Safdar and Maryam had landed in Karachi from Lahore a day prior to the arrest to attend a rally of the anti-government Pakistan Democratic Movement (PDM). After their arrival in Karachi, the duo had visited the mausoleum of Quaid-e-Azam to pay their respects accompanied by a large number of political workers from their party.
Safdar, in an emotionally charged outburst, had raised political slogans standing inside the barrier separating the tomb of Quaid-e-Azam from the visitor area. The act, a punishable one under the different sections of the Quaid-e-Azam Mazar Protection Ordinance 1971, was condemned by political leaders across Pakistan.
Following the arrest, PML-N leader Muhammad Zubair told reporters that he had been informed by reliable sources that the Inspector General of Police (IGP) in Sindh, Mushtaq Mehr, had been ‘kidnapped’ by paramilitary forces in the middle of the night to pressure him into registering an FIR and issuing arrest orders for Safdar.

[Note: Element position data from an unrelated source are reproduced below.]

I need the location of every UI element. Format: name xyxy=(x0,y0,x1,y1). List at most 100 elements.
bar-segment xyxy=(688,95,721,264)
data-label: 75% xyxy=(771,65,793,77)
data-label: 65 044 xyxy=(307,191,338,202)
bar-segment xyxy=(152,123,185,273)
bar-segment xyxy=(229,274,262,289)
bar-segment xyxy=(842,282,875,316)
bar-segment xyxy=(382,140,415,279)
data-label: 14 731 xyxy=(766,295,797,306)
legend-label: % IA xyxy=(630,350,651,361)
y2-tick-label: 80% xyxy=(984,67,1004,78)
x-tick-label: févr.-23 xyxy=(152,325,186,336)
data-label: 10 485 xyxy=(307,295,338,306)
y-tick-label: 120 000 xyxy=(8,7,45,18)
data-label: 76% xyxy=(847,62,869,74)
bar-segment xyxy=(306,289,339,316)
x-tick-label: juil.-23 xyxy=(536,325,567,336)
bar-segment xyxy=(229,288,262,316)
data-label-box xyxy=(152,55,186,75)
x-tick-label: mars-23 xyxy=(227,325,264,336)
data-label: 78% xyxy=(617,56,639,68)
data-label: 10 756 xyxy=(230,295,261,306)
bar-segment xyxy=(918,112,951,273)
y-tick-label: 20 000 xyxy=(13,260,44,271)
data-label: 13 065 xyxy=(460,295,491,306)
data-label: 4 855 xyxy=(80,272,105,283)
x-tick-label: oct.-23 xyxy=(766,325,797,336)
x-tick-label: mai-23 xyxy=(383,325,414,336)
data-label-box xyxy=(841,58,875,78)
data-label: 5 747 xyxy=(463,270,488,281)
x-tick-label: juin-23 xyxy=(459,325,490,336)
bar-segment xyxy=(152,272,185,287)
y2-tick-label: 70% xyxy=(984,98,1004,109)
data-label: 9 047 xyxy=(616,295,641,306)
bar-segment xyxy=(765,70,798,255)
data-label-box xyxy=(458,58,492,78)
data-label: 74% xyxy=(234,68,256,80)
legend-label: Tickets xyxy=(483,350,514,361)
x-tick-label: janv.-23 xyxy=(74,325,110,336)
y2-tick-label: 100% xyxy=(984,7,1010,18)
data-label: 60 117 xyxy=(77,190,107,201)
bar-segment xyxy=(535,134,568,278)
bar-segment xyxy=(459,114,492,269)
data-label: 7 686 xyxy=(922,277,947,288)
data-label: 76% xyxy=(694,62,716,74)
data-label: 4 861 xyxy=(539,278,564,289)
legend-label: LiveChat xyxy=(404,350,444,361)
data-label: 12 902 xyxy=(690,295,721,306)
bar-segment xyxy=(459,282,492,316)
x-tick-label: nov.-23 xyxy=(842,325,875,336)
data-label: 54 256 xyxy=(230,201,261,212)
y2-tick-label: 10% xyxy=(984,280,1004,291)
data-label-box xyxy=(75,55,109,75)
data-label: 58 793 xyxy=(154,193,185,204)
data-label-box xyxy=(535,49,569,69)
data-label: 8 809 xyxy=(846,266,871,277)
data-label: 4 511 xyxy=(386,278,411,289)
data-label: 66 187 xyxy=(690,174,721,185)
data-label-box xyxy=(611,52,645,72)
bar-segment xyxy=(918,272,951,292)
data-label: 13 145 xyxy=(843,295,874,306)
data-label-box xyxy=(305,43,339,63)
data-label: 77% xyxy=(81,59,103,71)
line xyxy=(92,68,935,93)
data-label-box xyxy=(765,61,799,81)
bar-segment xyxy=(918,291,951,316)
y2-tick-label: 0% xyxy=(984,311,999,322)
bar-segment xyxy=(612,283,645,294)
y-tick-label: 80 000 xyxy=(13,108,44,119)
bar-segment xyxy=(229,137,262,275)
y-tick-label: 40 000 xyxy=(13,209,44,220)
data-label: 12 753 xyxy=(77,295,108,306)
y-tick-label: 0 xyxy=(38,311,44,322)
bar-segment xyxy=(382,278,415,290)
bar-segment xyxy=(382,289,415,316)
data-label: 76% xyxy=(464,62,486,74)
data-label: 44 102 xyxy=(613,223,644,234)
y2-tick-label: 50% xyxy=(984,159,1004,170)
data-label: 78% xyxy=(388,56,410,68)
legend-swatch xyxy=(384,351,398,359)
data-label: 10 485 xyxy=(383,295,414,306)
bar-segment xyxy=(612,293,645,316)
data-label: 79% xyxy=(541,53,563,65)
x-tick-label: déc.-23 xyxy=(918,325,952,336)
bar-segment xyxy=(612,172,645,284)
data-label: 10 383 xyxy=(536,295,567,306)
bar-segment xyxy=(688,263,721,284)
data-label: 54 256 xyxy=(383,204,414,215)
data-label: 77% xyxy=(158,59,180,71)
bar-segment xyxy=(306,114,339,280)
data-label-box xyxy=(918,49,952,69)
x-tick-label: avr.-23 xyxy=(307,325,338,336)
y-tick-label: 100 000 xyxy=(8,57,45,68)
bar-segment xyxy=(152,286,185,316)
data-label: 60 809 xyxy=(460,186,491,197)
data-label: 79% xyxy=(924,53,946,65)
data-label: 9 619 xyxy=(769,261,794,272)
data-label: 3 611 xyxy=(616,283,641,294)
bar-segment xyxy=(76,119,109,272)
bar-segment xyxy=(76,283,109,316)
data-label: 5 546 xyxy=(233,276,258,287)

Chief Minister Sindh Murad Ali Shah took notice of the reports and held a press conference the next day to inform the media that the provincial government had launched an inquiry into the incident. A few hours later, several senior officers of Sindh Police submitted an application asking for a leave citing undue pressure from unnamed sources.
Pakistan Peoples Party Chairperson Bilawal Bhutto-Zardari, whose party is in power in Sindh and also part of the PDM, also held a press conference later that day, saying he stood by the Sindh Police. Bilawal also asked Chief of Army Staff General Qamar Javed Bajwa to launch an inquiry into the conduct of the paramilitary present in Sindh.
Political experts believed that the resignations of the senior police officers were forced, possibly at the directives of PPP chief Bilawal, in order to intensify an anti-government movement and sow discord between the ruling party and the armed forces. The experts point to the case of ASI Mugheri to make their point.